I was really only interested in the clocks, but I had to check out their tiny little record section. They seem to have a lot of ethnic records like Bavarian drinking song collections, children’s Sesame Street albums, the obligatory Barry Manilow Live and other odds and ends. I was pleasantly surprised to find an album there that I had been looking for. The jacket was in rough shape and the records were falling out, but the actually looked to be in good shape.
“Chicago – Chicago Transit Authority”
This is Chicago’s first album. On it is the song that made me, almost accidentally, give Chicago another chance from the 8-track days that my mother shared with me. You see, it was after the night that I heard the blues radio show on the radio show out of Chicago. I thought for a long time that the song “Mannish Boy” was called “I’m A Man”. If you know “Mannish Boy” you gotta give me that one. At any rate, when I found this one at the library, I though, “oh… Chicago, I know them…. meh. Wait! They do “I’m A Man?! This I gotta hear!”
Well, as you know, this was not a cover of a Muddy Waters song. However, instead of being disappointed, I loved it. It was fast and grooving and not the poppy Chicago I knew from the 16 and 18 numbered albums I think my mom had. This was good stuff. Edgy and jazzy and rocking. So finding this at Savers was quite a coup.
There was a half torn piece of paper on the record bin that seemed to indicate .49 for a price on all the records. A double album for 49 cents? I had to get it.

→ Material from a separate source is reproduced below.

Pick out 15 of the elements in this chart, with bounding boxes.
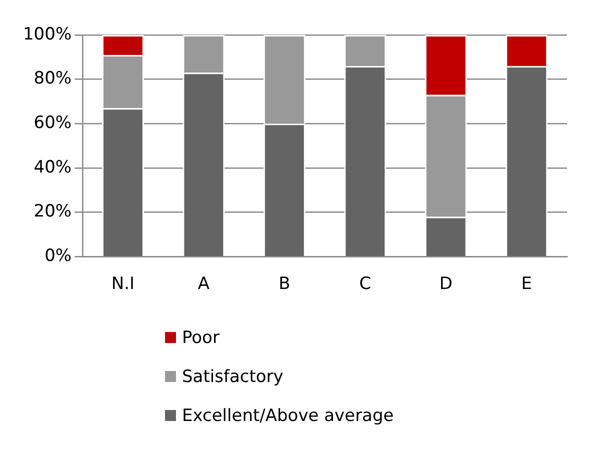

There was also a jazz compilation I picked up to make a clock with.
The guy at the checkout, who told me that he had been in charge of books and music recently, was mad that they had not priced this album higher, particularly since it was in good shape. Unmarked records are .49 cents though per their policy. I do not doubt that if this record had come through on his watch it would have been his. So for the clock and the double Chicago album and the jazz album my total was 3 bucks and some change.
Ironically, this is the Chicago album that contains the song “Does Anybody Really Know What Time It Is”.
At any rate, I added the new clock to the pile to dismantle. Over the week I took them all apart, painted some of the hands and created 4 record clocks to sell at the garage sale that Dalton is having, and 2 for myself.
There are 2 albums, the jazz compilation (hidden left) and a “Three Dog Night – Suitable For Framing” (on the right). There are also 2 78’s. A Coral Records “More Beer” by The Ames Brothers and a Decca Records “It Only Happens When I Dance With You” by Guy Lombardo. The hands on the clock I used on this one screamed 78. They are kind of old time fancy.
I also created a desk clock for my work from the “White Stripes – Icky Thump” CD that Abbey gave to me. The CD is still playable Abbey. Fear not. The tiny little arms looked too small even on a 78. They would only work on a CD, and this was the coolest looking CD of those that I have left.
Finally, I created a clock out of my “Neil Diamond – Jonathan Livingston Seagull”. This one reminds me of my father. He loved this album, and I know he would love this clock. It will hang in the sun room. I will eventually replace this album. I’ve seen plenty of copies around.
Interestingly, I can hear all of these clocks ticking. The table where they are awaiting the garage sale is near me. 5 clocks all ticking in unison. Tick… tick… tick…
It’s vaguely Pink Floyd-ish.
I’m waiting for all of the alarms to go off.